Communication via Message Queues

In order to communicate with message queues

[...] WCF provides an MSMQ transport channel. To use queued communication, a developer creates a standard WCF service, marking its interface and methods with the ServiceContract and OperationContract attributes as usual. Each operation in this interface must also be marked with the IsOneWay property on the OperationContract attribute [...]

Only binary messages are send via MSMQ, either wrapped by a SOAP envelope or without using a SOAP envelope.

Communication via Windows Peer-To-Peer Networking

Windows peer-to-peer networking  is mainly used for collaboration scenarios. Single PCs act as clients and servers (peers) within a peer system. 
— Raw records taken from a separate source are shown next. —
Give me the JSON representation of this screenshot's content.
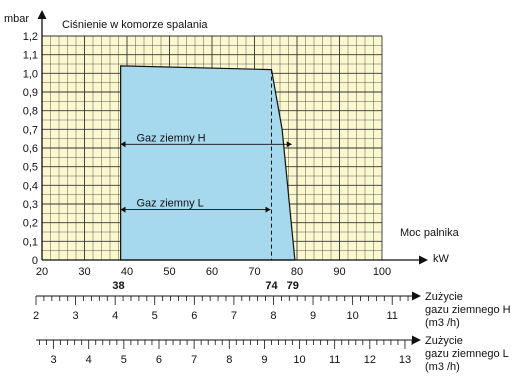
{
  "chart_data": {
    "type": "area",
    "title": "Ciśnienie w komorze spalania",
    "ylabel": "mbar",
    "xlabel": "Moc palnika",
    "x_unit": "kW",
    "xlim": [
      20,
      100
    ],
    "ylim": [
      0,
      1.2
    ],
    "x_ticks": [
      "20",
      "30",
      "40",
      "50",
      "60",
      "70",
      "80",
      "90",
      "100"
    ],
    "y_ticks": [
      "0",
      "0,1",
      "0,2",
      "0,3",
      "0,4",
      "0,5",
      "0,6",
      "0,7",
      "0,8",
      "0,9",
      "1,0",
      "1,1",
      "1,2"
    ],
    "grid": true,
    "series": [
      {
        "name": "",
        "x": [
          38.5,
          38.5,
          74,
          76.5,
          79.5
        ],
        "y": [
          0,
          1.04,
          1.02,
          0.7,
          0
        ]
      }
    ],
    "annotations": [
      {
        "text": "Gaz ziemny H",
        "x_from": 38,
        "x_to": 79,
        "y": 0.62
      },
      {
        "text": "Gaz ziemny L",
        "x_from": 38,
        "x_to": 74,
        "y": 0.27
      }
    ],
    "highlight_ticks": [
      "38",
      "74",
      "79"
    ],
    "secondary_axes": [
      {
        "label": [
          "Zużycie",
          "gazu ziemnego H",
          "(m3 /h)"
        ],
        "ticks": [
          "2",
          "3",
          "4",
          "5",
          "6",
          "7",
          "8",
          "9",
          "10",
          "11"
        ],
        "range": [
          2,
          11.5
        ]
      },
      {
        "label": [
          "Zużycie",
          "gazu ziemnego L",
          "(m3 /h)"
        ],
        "ticks": [
          "3",
          "4",
          "5",
          "6",
          "7",
          "8",
          "9",
          "10",
          "11",
          "12",
          "13"
        ],
        "range": [
          2.5,
          13.2
        ]
      }
    ],
    "colors": {
      "fill": "#a6d8ee",
      "grid_bg": "#fbf8cf",
      "line": "#111111"
    }
  }
}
As usual, WCF applications can use Windows peer-to-peer networking by specifying the correct binding. The NetPeerTcpBinding [...] relies on a transport channel that’s specific to peer communication. This binding also puts in place a PnrpPeerResolver channel that handles addressing for messages sent to a particular graph of peer systems.
 

Interprocess Communication

WCF supports [communication between processes on the same machine] using the NetNamedPipeBinding [...]. Rather than relying on a transport channel that implements a networking protocol, such as HTTP or TCP, this binding uses a transport channel that communicates via named pipes, a standard Windows mechanism for interprocess communication.

Custom Communication

WCF provides many ways of extending and customizing communication options. Developers may create custom channels, custom bindings and customize the existing bindings. David Chappell presents Microsoft BizTalk Services, that "provide an interesting illustration of this".

 

According to David Chappell "a general-purpose platform for communication makes good sense". WCF is "supporting a diversity of communication styles within a common framework", that can easily be expanded or customized.